The above Qur’anic abundance metaphor of multiplier effects for charity endowments, may inadvertently remind one of the Keynesian multiplier: short-term government spending boosts the economy by more than what is spent. This once well-accepted model envisages a virtuous circle with government spending stimulating direct and indirect employment and increased consumer demand, which in turn will contribute to further employment and economic growth. However, the scarcity-defined conventional economy may account for the opprobrium attached to Keynesian model, just as the one directed at the welfare state. On the contrary, decades-long austerity policies are a brainchild of scarcity school of thought. Mounting evidence points to its failure. But, failure may not be sufficient reason to revisit certain deeply entrenched discourses. For instance, there are those that consider the so called Malthusian trap as the precursor of scarcity-driven economics. The infamous Malthusian trap maintains that population growth dooms societies to poverty. As it turned, his model was out of date working with land resources and agricultural system in mind, failing to account that human creativity in terms of new production models ie industrial technology would offset the scarcity of land, as it did. This is just an example. Malthus was wrong but his ideas have resurfaced in the shape of today’s overpopulation myth edging the limits of capacity of Earth and its natural resources. As many are trying to counterargue that it is not the number of people per se in the planet, nor its limited resources, that are detrimental to climate change. Rather, it is our wrong-headed, unsustainable ways of managing and abusing the natural and social resources.

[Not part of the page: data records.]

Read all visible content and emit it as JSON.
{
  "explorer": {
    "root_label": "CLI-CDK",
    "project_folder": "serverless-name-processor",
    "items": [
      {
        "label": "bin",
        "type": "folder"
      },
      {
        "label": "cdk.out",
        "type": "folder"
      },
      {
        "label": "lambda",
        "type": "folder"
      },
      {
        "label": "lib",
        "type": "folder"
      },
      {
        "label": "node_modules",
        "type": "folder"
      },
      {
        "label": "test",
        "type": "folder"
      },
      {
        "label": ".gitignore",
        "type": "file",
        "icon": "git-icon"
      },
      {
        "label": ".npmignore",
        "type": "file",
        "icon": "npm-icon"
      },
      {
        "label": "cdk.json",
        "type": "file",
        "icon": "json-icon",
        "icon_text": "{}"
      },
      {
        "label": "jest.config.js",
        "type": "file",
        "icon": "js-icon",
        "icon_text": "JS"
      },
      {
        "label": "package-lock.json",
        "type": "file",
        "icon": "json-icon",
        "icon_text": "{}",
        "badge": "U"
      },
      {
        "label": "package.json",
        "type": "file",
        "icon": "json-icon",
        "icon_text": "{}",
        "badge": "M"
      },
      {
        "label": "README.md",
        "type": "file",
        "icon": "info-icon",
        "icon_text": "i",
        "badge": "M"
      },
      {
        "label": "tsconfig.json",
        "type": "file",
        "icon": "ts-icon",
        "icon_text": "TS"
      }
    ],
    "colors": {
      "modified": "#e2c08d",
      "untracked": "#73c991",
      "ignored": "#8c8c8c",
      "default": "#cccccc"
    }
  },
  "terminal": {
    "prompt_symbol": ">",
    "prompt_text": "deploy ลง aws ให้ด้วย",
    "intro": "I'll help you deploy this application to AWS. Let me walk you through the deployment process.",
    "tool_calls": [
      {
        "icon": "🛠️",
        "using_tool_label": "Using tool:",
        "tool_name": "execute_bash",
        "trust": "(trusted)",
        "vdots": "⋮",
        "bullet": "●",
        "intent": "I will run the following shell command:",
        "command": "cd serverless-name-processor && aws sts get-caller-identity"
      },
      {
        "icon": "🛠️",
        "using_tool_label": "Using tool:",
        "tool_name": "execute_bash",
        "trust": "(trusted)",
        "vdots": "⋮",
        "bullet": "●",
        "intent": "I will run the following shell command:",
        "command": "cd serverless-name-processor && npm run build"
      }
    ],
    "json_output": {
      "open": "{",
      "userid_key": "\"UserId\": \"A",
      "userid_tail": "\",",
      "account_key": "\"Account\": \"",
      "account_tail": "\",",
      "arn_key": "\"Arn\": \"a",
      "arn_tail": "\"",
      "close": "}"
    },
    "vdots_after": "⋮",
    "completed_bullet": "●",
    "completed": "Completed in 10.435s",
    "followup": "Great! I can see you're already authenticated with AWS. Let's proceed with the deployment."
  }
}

Albeit, what stands as a theoretical utopia, be that of scarcity-defined economics or others, is always ameliorated in practice. There are countless of examples in the current corporate world as well as market playing field where scarcity mindset is circumvented in favour of collaborations and solidarity. Opportunities for collaboration in leveraging of ideas and resources are not missed for accuracy backlash with some textbook definition. This is intuitive, close to human nature, and without exception, always with satisfactory pragmatic results. Long-term sustainability of organisations and national economies is a function of the degree to which the indicators of poverty eradication, healthy competition, alliances, etc are fulfilled. Recent Covid19 response entailing much human sacrifice, solidarity, helping hand and aid packages by governments, organisations and leading personalities, is a another testimony to this. As was the increased social awareness for sustainable economy, the hype for ‘sharing economy’, the successful open digital resources, the organically grown sharing reality in start-up ecosystem, and more. After all, even at macroeconomic scale, Easterlin Paradox has shown that the economic indicators are not only the sole determinants of social wellbeing, and that, in the long run, people’s happiness does not increase as a function of increased wealth.